One article that was found called “Family predictors of maternal and paternal involvement in programs for young children with disabilities” discusses not only mother involvement in early intervention but focuses on father involvement as well. This article discusses how Family characteristics such as family demographics, social support, emotional well being, martial adjustment, family functioning and coping affect they way father and mothers interact in their children early intervention programs. Findings for mother’s involvement showed that experiences less stress and had good coping strategies tend to be more involved. Findings for father’s involvement showed that fathers became more involved in their children program when they had good coping strategies. Also it was found that fathers participated in their children early intervention programs indirectly; they may not show up to meetings but they would communicate effectively with service providers or seek services for their children.

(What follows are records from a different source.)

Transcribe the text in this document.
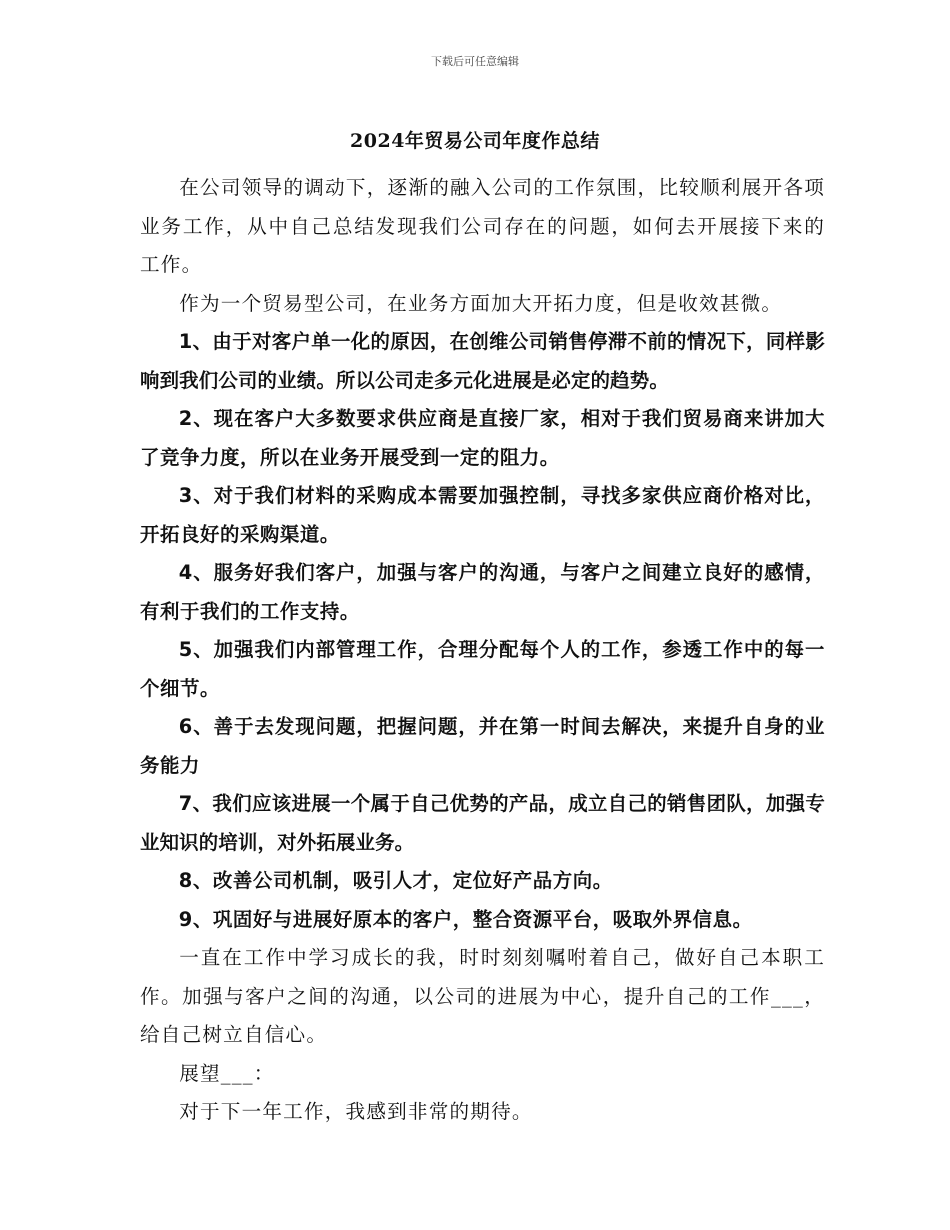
下载后可任意编辑
2024年贸易公司年度作总结

在公司领导的调动下，逐渐的融入公司的工作氛围，比较顺利展开各项业务工作，从中自己总结发现我们公司存在的问题，如何去开展接下来的工作。

作为一个贸易型公司，在业务方面加大开拓力度，但是收效甚微。

1、由于对客户单一化的原因，在创维公司销售停滞不前的情况下，同样影响到我们公司的业绩。所以公司走多元化进展是必定的趋势。

2、现在客户大多数要求供应商是直接厂家，相对于我们贸易商来讲加大了竞争力度，所以在业务开展受到一定的阻力。

3、对于我们材料的采购成本需要加强控制，寻找多家供应商价格对比，开拓良好的采购渠道。

4、服务好我们客户，加强与客户的沟通，与客户之间建立良好的感情，有利于我们的工作支持。

5、加强我们内部管理工作，合理分配每个人的工作，参透工作中的每一个细节。

6、善于去发现问题，把握问题，并在第一时间去解决，来提升自身的业务能力

7、我们应该进展一个属于自己优势的产品，成立自己的销售团队，加强专业知识的培训，对外拓展业务。

8、改善公司机制，吸引人才，定位好产品方向。

9、巩固好与进展好原本的客户，整合资源平台，吸取外界信息。

一直在工作中学习成长的我，时时刻刻嘱咐着自己，做好自己本职工作。加强与客户之间的沟通，以公司的进展为中心，提升自己的工作___，给自己树立自信心。

展望___：

对于下一年工作，我感到非常的期待。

Even though this article differs from some of the articles, it does have a similarity with article one. As mentioned in article one, parental involvement is based on the ecological theory which says that parents are the most important influence in children’s lives and that learning occurs throughout the course of their daily routine activities in their natural environment. This article also state that the impact on child’s development is based on an ecological context.
Family involvement in early intervention is important. The articles gives strong and valid reasons on why parents to be involved. After all, parents knows their kids the best and thereby they should have an active role in early invention.